In [1]:
import numpy as np
import torch
import torch.nn as nn
import torch.nn.functional as F


#### Data Prep (Fibonacci)

In [472]:
import random

def generate_fib_seq(n, seq_len=4):
    fib_seq = [1, 1]
    for _ in range(100):
        fib_seq.append(fib_seq[-1] + fib_seq[-2])
    dataset = []
    for _ in range(n):
        i = random.randint(2, 99)
        seq = [fib_seq[i-1], fib_seq[i]]
        for _ in range(seq_len - 2):
            seq.append(seq[-1] + seq[-2])
        dataset.append(seq)
    return dataset

In [473]:
dataset = np.array(generate_fib_seq(30)).astype(float)
training_set = dataset[:20]
val_set = dataset[20:25]
test_set = dataset[25:]

In [474]:
from sklearn.preprocessing import MinMaxScaler

training_set_log_scaled = np.log(training_set)
scaler = MinMaxScaler()
training_set_processed = scaler.fit_transform(training_set_log_scaled)

In [292]:
from torch.utils.data import TensorDataset, DataLoader

training_tensor = torch.tensor(training_set_log_scaled).float()
x_train, y_train = training_tensor.split(3, dim=1)

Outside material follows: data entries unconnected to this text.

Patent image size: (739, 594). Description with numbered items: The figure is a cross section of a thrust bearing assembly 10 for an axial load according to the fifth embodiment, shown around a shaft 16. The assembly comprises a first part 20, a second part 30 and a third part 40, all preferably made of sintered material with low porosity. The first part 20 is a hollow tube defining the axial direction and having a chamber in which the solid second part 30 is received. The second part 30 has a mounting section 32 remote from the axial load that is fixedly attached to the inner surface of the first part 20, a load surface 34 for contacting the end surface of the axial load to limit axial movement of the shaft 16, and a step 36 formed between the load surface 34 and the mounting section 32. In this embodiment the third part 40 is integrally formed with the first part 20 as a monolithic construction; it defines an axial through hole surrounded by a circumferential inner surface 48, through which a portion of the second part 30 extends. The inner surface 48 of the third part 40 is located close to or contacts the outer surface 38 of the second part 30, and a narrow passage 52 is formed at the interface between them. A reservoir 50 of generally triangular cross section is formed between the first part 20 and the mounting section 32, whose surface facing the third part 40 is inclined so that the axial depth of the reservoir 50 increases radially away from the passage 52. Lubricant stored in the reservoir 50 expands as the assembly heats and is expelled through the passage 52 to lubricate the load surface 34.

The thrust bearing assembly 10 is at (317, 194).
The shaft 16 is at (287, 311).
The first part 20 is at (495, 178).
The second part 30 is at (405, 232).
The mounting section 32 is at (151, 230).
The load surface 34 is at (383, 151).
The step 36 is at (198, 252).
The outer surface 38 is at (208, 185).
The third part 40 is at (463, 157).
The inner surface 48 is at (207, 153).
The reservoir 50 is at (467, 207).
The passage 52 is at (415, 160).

dataset = TensorDataset(x_train.unsqueeze(2), y_train) # train: N, 3, 1, test: N, 1
batch_size = 4
dataloader = DataLoader(dataset, batch_size=batch_size, shuffle=True)

In [184]:
class BasicRNN(nn.Module):
    def __init__(self, input_size, hidden_size):
        super().__init__()
        self.rnn = nn.RNN(input_size, hidden_size, batch_first=True)
        self.linear = nn.Linear(hidden_size, 1)
    
    def forward(self, x):
        # print(f'input shape {x.shape}')
        _, x = self.rnn.forward(x)
        # output, h_t = _, x
        # print(f'output shape {output.shape}, h_t shape {h_t.shape}')
        x = self.linear.forward(x)
        return x

In [298]:
from tqdm import tqdm

model = BasicRNN(1, 30)
optimizer = torch.optim.Adam(model.parameters())
epoch = 50
for _ in tqdm(range(epoch)):
    for x_batch, y_batch in dataloader:
        optimizer.zero_grad()
        y_pred = model.forward(x_batch)
        loss = F.mse_loss(y_pred, y_batch)
        loss.backward()
        optimizer.step()

  loss = F.mse_loss(y_pred, y_batch)
100%|██████████| 50/50 [00:00<00:00, 211.52it/s]


In [192]:
with torch.no_grad():
    y_pred = model.forward(torch.log(torch.tensor([89, 144, 233]).unsqueeze(1).float()))
    print(np.exp(y_pred.numpy()))

[[360.75494]]


#### Eval

In [193]:
test_set_log_scaled = np.log(test_set)
test_tensor = torch.tensor(test_set_log_scaled).float()
x_test, y_test = test_tensor.split(3, dim=1)
x_test = x_test.unsqueeze(2)

In [194]:
x_test.shape

torch.Size([10, 3, 1])

In [195]:
model.eval()    
with torch.no_grad():
    y_pred = model(x_test)

y_pred_np = y_pred.squeeze(0).numpy()
y_test_np = y_test.numpy()

from sklearn.metrics import mean_squared_error

mse = mean_squared_error(np.exp(y_test_np), np.exp(y_pred_np))
print(mse)

4.823124e+33


#### Attention

In [441]:
'''
attn_score = a(s_t-1, h_i) where a is some function

weights_t,i = softmax(e_t,i)

context_vector_t =  sum(weights*h_i)
'''
debug_attention = None
debug_encoder_outputs = None
debug_h_t = None

class AttentionLayer(nn.Module):
    def __init__(self, hidden_size):
        super().__init__()
        self.W1 = nn.Linear(hidden_size, hidden_size, bias=False)
        self.W2 = nn.Linear(hidden_size, hidden_size, bias=False)
        self.V = nn.Linear(hidden_size, 1, bias=False)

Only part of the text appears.